In taking the alphabet letter by letter, Firmage not only makes one marvel afresh that these symbols can be arranged to form, say, a plumber's invoice or the King James Bible. Illustrated with woodcuts on every page, this is as much a visual study as a philosophical or historical one. Firmage tentatively notes many physical inspirations for the shape of letters, so much so that one mystic credits "D" with the origins of all physical existence. Indeed, the Egyptian hieroglyph for this sound was a man's hand.
For his sources, Firmage not only favours the far reaches of Robert Graves's study of myth, The White Goddess, but has recourse to that solid historian of printing, SH Steinberg. From Steinberg he gathers that "only very rarely are major alphabet changes sudden". However, the conversion of German printing from black-letter to Roman type definitely was.
As Steinberg recounts, this change was imposed by the German government. Originally, the Nazis had extolled black-letter type as the natural expression of the Aryan soul. However - either because as their plans evolved they wanted a more universal type for propaganda purposes, or because Hitler actually believed the notion - on 3 January 1941 it was decreed that "the so-called Gothic type" had been invented by the Jews. Roman type would henceforth be the "normal script" of the Germans. According to Steinberg, this was, "despite its nonsensical argumentation, the one good thing Hitler did for German civilisation".
Curiously absent is another Steinberg - cartoonist Saul, whose work is the apotheosis of image and meaning, of discerning character within the shapes of letters and numbers. A kindred spirit is Geofroy Tory, whose 16th-century book Champ Fleur has been called "the most useless and most curious work on lettering in existence" and "an important factor in the more widespread use of the Roman letter and greater respect for design". Firmage draws so heavily on it that one longs for a new edition.
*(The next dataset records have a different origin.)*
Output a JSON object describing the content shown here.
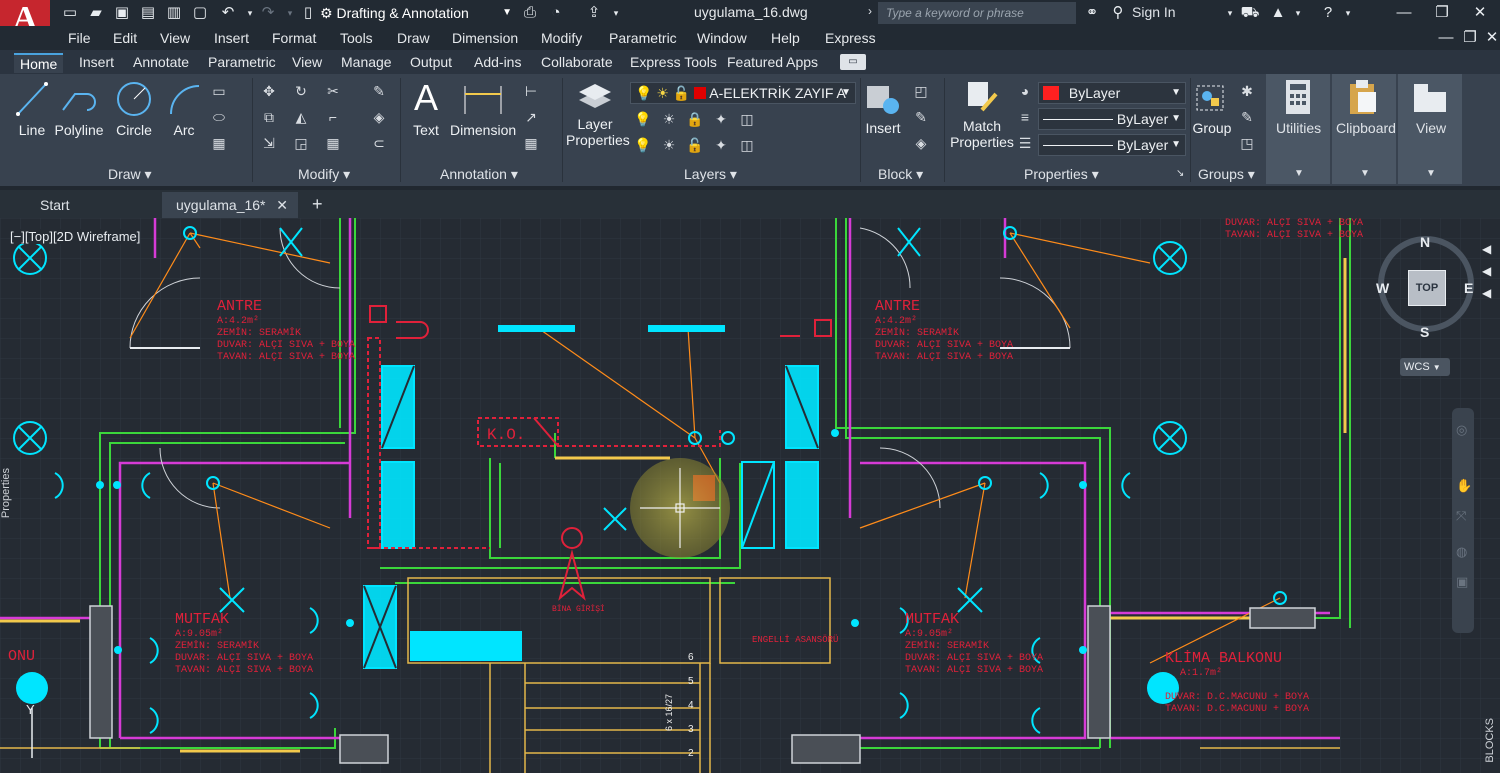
{
  "app": {
    "logo_letter": "A",
    "workspace": "Drafting & Annotation",
    "file_title": "uygulama_16.dwg",
    "search_placeholder": "Type a keyword or phrase",
    "sign_in": "Sign In"
  },
  "menu": [
    "File",
    "Edit",
    "View",
    "Insert",
    "Format",
    "Tools",
    "Draw",
    "Dimension",
    "Modify",
    "Parametric",
    "Window",
    "Help",
    "Express"
  ],
  "ribbon_tabs": [
    "Home",
    "Insert",
    "Annotate",
    "Parametric",
    "View",
    "Manage",
    "Output",
    "Add-ins",
    "Collaborate",
    "Express Tools",
    "Featured Apps"
  ],
  "ribbon": {
    "draw": {
      "title": "Draw",
      "line": "Line",
      "polyline": "Polyline",
      "circle": "Circle",
      "arc": "Arc"
    },
    "modify": {
      "title": "Modify"
    },
    "annotation": {
      "title": "Annotation",
      "text": "Text",
      "dimension": "Dimension"
    },
    "layers": {
      "title": "Layers",
      "layer_properties_1": "Layer",
      "layer_properties_2": "Properties",
      "current_layer": "A-ELEKTRİK ZAYIF A"
    },
    "block": {
      "title": "Block",
      "insert": "Insert"
    },
    "properties": {
      "title": "Properties",
      "match_1": "Match",
      "match_2": "Properties",
      "color": "ByLayer",
      "linetype": "ByLayer",
      "lineweight": "ByLayer"
    },
    "groups": {
      "title": "Groups",
      "group": "Group"
    },
    "utilities": "Utilities",
    "clipboard": "Clipboard",
    "view": "View"
  },
  "doc_tabs": {
    "start": "Start",
    "active": "uygulama_16*"
  },
  "viewport": {
    "label": "[−][Top][2D Wireframe]",
    "compass": {
      "n": "N",
      "s": "S",
      "e": "E",
      "w": "W",
      "top": "TOP",
      "wcs": "WCS"
    },
    "side_left": "Properties",
    "side_right": "BLOCKS"
  },
  "drawing": {
    "antre_title": "ANTRE",
    "antre_area": "A:4.2m²",
    "zemin": "ZEMİN: SERAMİK",
    "duvar_alci": "DUVAR: ALÇI SIVA + BOYA",
    "tavan_alci": "TAVAN: ALÇI SIVA + BOYA",
    "mutfak_title": "MUTFAK",
    "mutfak_area": "A:9.05m²",
    "klima_title": "KLİMA BALKONU",
    "klima_area": "A:1.7m²",
    "duvar_dc": "DUVAR: D.C.MACUNU + BOYA",
    "tavan_dc": "TAVAN: D.C.MACUNU + BOYA",
    "ko": "K.O.",
    "engelli": "ENGELLİ ASANSÖRÜ",
    "bina_girisi": "BİNA GİRİŞİ",
    "onu": "ONU",
    "stair_nums": [
      "6",
      "5",
      "4",
      "3",
      "2"
    ],
    "stair_dim": "6 x 16/27",
    "colors": {
      "wall_green": "#3bd63b",
      "magenta": "#d63bd6",
      "cyan": "#00e5ff",
      "orange": "#ff8c1a",
      "yellow": "#e3b84a",
      "red": "#e0213a"
    }
  }
}
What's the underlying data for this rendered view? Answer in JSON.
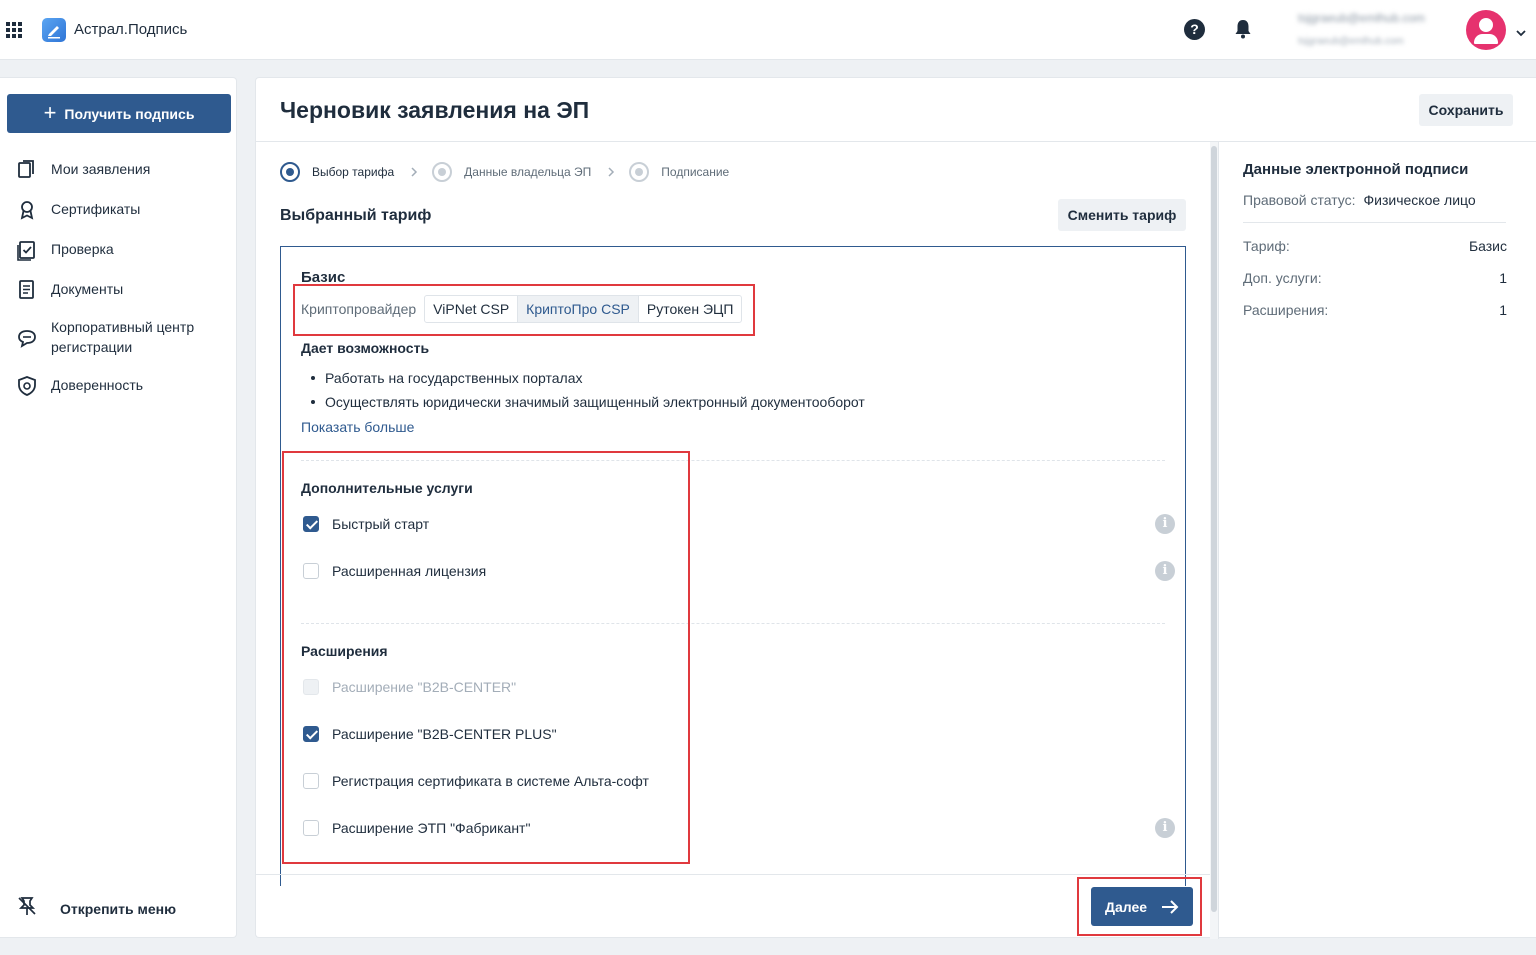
{
  "topbar": {
    "app_title": "Астрал.Подпись",
    "user_email": "tsjgraeub@emlhub.com",
    "user_email_secondary": "tsjgraeub@emlhub.com",
    "help_glyph": "?"
  },
  "sidebar": {
    "primary_button": "Получить подпись",
    "items": [
      {
        "label": "Мои заявления",
        "icon": "documents-icon"
      },
      {
        "label": "Сертификаты",
        "icon": "award-icon"
      },
      {
        "label": "Проверка",
        "icon": "checkbox-icon"
      },
      {
        "label": "Документы",
        "icon": "document-icon"
      },
      {
        "label": "Корпоративный центр регистрации",
        "icon": "chat-icon"
      },
      {
        "label": "Доверенность",
        "icon": "shield-icon"
      }
    ],
    "unpin_label": "Открепить меню"
  },
  "main": {
    "title": "Черновик заявления на ЭП",
    "save_label": "Сохранить",
    "steps": [
      {
        "label": "Выбор тарифа",
        "active": true
      },
      {
        "label": "Данные владельца ЭП",
        "active": false
      },
      {
        "label": "Подписание",
        "active": false
      }
    ],
    "section_title": "Выбранный тариф",
    "change_tariff_label": "Сменить тариф",
    "tariff": {
      "name": "Базис",
      "crypto_label": "Криптопровайдер",
      "crypto_options": [
        "ViPNet CSP",
        "КриптоПро CSP",
        "Рутокен ЭЦП"
      ],
      "crypto_selected": "КриптоПро CSP",
      "gives_title": "Дает возможность",
      "features": [
        "Работать на государственных порталах",
        "Осуществлять юридически значимый защищенный электронный документооборот"
      ],
      "show_more": "Показать больше",
      "services_title": "Дополнительные услуги",
      "services": [
        {
          "label": "Быстрый старт",
          "checked": true,
          "disabled": false,
          "info": true
        },
        {
          "label": "Расширенная лицензия",
          "checked": false,
          "disabled": false,
          "info": true
        }
      ],
      "extensions_title": "Расширения",
      "extensions": [
        {
          "label": "Расширение \"B2B-CENTER\"",
          "checked": false,
          "disabled": true,
          "info": false
        },
        {
          "label": "Расширение \"B2B-CENTER PLUS\"",
          "checked": true,
          "disabled": false,
          "info": false
        },
        {
          "label": "Регистрация сертификата в системе Альта-софт",
          "checked": false,
          "disabled": false,
          "info": false
        },
        {
          "label": "Расширение ЭТП \"Фабрикант\"",
          "checked": false,
          "disabled": false,
          "info": true
        }
      ]
    },
    "next_label": "Далее"
  },
  "info_panel": {
    "title": "Данные электронной подписи",
    "status_key": "Правовой статус:",
    "status_value": "Физическое лицо",
    "rows": [
      {
        "key": "Тариф:",
        "value": "Базис"
      },
      {
        "key": "Доп. услуги:",
        "value": "1"
      },
      {
        "key": "Расширения:",
        "value": "1"
      }
    ]
  },
  "colors": {
    "primary": "#2f5a8f",
    "annotation_red": "#e0393e",
    "avatar": "#e6326e"
  }
}
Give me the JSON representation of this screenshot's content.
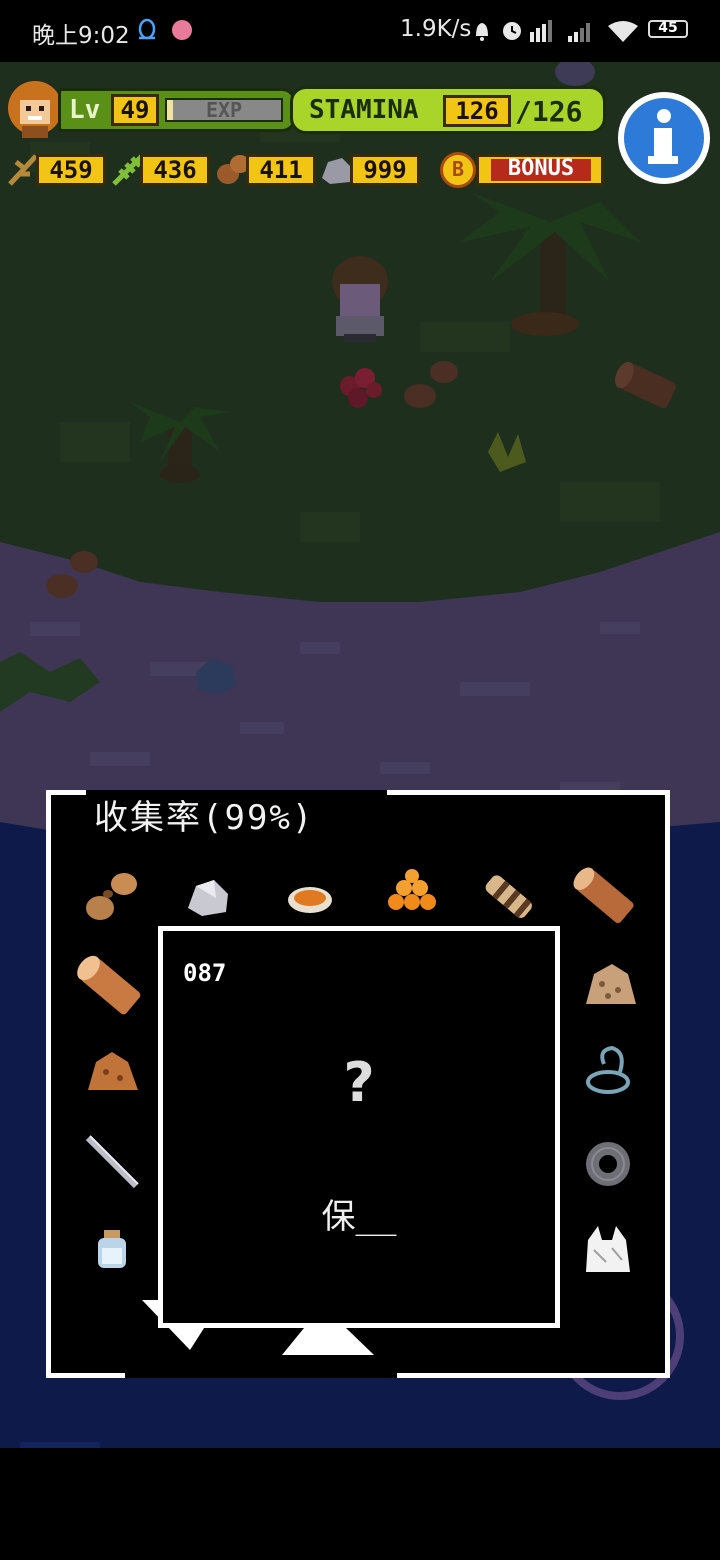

It is in the very nature of his subject that Firmage cannot pursue a logical path or reach a conclusion beyond Nabokov's own childhood amazement at lettering, "as if informed that fireflies were making decodable signals on behalf of stranded spirits, or that a bat was writing a legible tale of torture in the bruised and branded sky". Firmage's prose is not a patch on that and, in making an allusion, he finds it necessary to label the likes of "the philosopher Leibniz" and "the poet Rimbaud" lest, no doubt, we muddle them with a baker or motorcycle rider. He often uses the phrase "reports that", which suggests an urgent telephone call rather than a quotation.
Yet his book forms a repository of the devastation that words can wreak - and also gives hope for the offbeat human spirit, even though we live in a digital age. Now, unlike the geometrical formation of letters, "the pixel-by-pixel composition of some computer alphabets, though often more complex, has a completely different intent: adaptation rather than creation."
If anything was ever as perverted as the Nazi inversion of the gamma symbol of joy into a swastika, it was the Initial Teaching Alphabet. When did it fade away? Research into its exacerbation of dyslexia would be rewarding.
Good lettering is ignored at one's peril, as these recent examples show. Staff at the Parisa chain of wine bars despaired at the marketing department's funky menus, the cause of many complaints as they were hard to read in low light, dishing out instead a less cool, but more effective, roneoed sheet intended for take-away customers. And has there ever been such a look of scorn as the one Phoebe gives Chandler in that episode of Friends when he gives her bookends formed from a garishly-scrolled A and Z?